Question

# If a, b and c are real, then both the roots of the equation $\left( {x - b} \right)\left( {x - c} \right) + \left( {x - c} \right)\left( {x - a} \right) + \left( {x - a} \right)\left( {x - b} \right) = 0$ are always:A.PositiveB.NegativeC.RealD.Imaginary

Hint: First of all, we will expand the given equation $\left( {x - b} \right)\left( {x - c} \right) + \left( {x - c} \right)\left( {x - a} \right) + \left( {x - a} \right)\left( {x - b} \right) = 0$ and write it in the powers of x and the other remaining part as constant. Doing so, we will easily sort the coefficients of powers of x. Then, we will find the discriminant D of the given equation using the formula $D = {b^2} - 4ac$. After that, we will check the conditions if D = 0 or D $\geqslant$0 or if D $\leqslant$0. We can then find out whether any of the options is correct or not.

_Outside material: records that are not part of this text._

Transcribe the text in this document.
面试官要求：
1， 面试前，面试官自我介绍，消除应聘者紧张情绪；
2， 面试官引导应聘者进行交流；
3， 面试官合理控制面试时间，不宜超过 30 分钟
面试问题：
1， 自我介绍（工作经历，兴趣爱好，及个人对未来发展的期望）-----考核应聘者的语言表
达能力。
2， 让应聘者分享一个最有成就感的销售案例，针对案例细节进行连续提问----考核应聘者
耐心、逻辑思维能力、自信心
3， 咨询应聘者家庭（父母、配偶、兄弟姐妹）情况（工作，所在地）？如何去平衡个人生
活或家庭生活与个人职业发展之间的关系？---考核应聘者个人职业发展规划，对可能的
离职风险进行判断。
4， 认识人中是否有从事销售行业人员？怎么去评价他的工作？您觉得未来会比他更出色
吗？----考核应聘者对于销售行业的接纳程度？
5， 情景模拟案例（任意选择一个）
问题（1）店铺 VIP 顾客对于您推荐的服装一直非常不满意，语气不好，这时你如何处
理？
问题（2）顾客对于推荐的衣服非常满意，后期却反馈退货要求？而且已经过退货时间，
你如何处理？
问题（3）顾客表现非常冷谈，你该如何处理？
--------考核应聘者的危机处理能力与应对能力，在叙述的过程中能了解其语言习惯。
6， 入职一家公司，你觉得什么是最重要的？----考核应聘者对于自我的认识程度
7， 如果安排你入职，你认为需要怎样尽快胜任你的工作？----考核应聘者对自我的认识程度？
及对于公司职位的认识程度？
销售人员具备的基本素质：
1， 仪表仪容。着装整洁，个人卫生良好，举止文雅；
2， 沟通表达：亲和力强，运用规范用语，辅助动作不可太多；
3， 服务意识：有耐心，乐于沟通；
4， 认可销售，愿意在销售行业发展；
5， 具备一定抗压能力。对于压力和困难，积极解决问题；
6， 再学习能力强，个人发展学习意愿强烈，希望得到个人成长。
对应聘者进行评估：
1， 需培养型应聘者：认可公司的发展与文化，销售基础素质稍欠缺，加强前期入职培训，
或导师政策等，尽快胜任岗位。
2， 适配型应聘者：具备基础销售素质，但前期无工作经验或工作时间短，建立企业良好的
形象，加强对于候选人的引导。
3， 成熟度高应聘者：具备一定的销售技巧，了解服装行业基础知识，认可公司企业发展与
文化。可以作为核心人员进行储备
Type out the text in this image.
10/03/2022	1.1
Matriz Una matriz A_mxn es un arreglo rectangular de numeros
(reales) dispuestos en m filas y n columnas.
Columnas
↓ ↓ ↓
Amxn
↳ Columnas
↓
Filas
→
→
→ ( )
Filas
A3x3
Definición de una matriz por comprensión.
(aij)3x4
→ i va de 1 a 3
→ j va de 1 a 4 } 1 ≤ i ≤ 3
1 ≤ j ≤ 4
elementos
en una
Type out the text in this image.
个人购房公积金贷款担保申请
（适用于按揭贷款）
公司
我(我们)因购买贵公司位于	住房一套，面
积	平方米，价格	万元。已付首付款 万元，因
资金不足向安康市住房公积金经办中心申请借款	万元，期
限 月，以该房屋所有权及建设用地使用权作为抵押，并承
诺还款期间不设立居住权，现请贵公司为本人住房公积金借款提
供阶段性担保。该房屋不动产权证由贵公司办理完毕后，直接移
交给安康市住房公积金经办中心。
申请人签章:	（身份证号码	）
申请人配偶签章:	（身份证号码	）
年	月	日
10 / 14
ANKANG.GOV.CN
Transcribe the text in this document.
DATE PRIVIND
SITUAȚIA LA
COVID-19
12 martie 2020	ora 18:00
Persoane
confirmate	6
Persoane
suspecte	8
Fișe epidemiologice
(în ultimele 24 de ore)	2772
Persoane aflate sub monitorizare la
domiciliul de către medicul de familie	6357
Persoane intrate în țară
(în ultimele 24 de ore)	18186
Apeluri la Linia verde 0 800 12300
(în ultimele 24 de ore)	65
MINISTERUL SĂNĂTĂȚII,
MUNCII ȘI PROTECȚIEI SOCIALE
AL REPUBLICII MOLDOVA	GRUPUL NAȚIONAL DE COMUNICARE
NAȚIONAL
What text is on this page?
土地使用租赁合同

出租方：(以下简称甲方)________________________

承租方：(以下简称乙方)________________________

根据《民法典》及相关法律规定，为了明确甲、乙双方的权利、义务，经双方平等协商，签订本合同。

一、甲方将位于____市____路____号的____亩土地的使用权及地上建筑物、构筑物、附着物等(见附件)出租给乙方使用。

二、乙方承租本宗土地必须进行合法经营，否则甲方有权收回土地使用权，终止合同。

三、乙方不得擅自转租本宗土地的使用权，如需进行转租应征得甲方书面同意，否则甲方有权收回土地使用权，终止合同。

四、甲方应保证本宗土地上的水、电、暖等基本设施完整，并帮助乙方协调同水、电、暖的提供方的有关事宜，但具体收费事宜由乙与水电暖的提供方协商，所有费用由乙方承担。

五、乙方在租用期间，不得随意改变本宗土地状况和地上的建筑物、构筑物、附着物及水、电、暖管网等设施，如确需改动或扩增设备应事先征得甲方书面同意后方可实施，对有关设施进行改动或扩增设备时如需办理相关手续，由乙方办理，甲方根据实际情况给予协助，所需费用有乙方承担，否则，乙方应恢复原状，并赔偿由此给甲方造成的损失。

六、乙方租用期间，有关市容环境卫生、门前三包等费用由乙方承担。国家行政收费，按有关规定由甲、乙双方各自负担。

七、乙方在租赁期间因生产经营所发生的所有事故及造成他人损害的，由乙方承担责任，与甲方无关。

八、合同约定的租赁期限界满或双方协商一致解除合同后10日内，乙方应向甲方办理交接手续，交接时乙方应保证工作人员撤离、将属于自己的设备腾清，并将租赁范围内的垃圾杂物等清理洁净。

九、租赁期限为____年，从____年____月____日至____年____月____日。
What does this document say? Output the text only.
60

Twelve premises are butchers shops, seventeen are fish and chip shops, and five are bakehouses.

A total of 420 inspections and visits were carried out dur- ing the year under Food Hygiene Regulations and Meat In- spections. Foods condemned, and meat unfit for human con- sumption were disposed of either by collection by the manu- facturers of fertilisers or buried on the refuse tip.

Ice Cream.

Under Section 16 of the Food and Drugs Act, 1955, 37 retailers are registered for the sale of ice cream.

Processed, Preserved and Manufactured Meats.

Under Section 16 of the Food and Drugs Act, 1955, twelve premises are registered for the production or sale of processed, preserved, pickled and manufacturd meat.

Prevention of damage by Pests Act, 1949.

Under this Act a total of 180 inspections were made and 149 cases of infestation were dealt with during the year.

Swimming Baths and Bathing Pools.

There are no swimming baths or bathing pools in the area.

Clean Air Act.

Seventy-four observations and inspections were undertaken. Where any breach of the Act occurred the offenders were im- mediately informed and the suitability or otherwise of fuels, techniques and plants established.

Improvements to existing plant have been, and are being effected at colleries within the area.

We are given that a, b and c are real.
The given equation is $\left( {x - b} \right)\left( {x - c} \right) + \left( {x - c} \right)\left( {x - a} \right) + \left( {x - a} \right)\left( {x - b} \right) = 0$. We are required to find the nature of the roots of this equation.
First, we will expand and simplify the given equation as
$\Rightarrow \left( {x - b} \right)\left( {x - c} \right) + \left( {x - c} \right)\left( {x - a} \right) + \left( {x - a} \right)\left( {x - b} \right) = 0 \\ \Rightarrow {x^2} - bx - cx + bc + {x^2} - cx - ax + ac + {x^2} - ax - bx + ab = 0 \\$
Combining the coefficients of the same powers of x, we get
$\Rightarrow 3{x^2} - 2\left( {a + b + c} \right)x + (ab + bc + ac) = 0$
Now, we know that the formula to calculate the discriminant D of the any algebraic equation is given by $D = {b^2} - 4ac$, where a is the coefficient of x2, b is the coefficient of x and c is the constant term of the equation.
Therefore, we get a = 3, b = -2 (a + b + c) and c = (ab + bc + ac) from the equation we simplified above.
Substituting these values in the formula of D, we get
$\Rightarrow D = {b^2} - 4ac \\ \Rightarrow D = {\left\{ { - 2\left( {a + b + c} \right)} \right\}^2} - 4\left( 3 \right)\left( {ab + bc + ac} \right) \\ \Rightarrow D = 4{\left( {a + b + c} \right)^2} - 4(3)\left( {ab + bc + ca} \right) \\ we\;know\;that\; \left(a+b+c\right)^2=a^2+b^2+c^2+2\left(ab+bc+ca\right)\\ \Rightarrow D = 4\left[ {{a^2} + {b^2} + {c^2} - ab - bc - ca} \right] \\ \Rightarrow D = 2\left[ {{{\left( {a - b} \right)}^2} + {{\left( {b - c} \right)}^2} + {{\left( {c - a} \right)}^2}} \right] \\$
Here, we can see that D is the product of 2 which is a positive integer and a total of 3 perfect squares of integers which means they are positive as well.
$\Rightarrow D \geqslant 0$
We know that if
1)$D = 0$, then the roots are real and equal.
2)$D \geqslant 0$, then the roots are real and distinct.
3)$D < 0$, then the roots are imaginary.
Hence, we can say that the roots of the given equation are real.
Therefore, option(C) is correct.

Note: In such questions, you can get confused with the method to be used. You can use both the methods, by finding the determinant or by factorization, to calculate the roots and to determine the nature of the roots.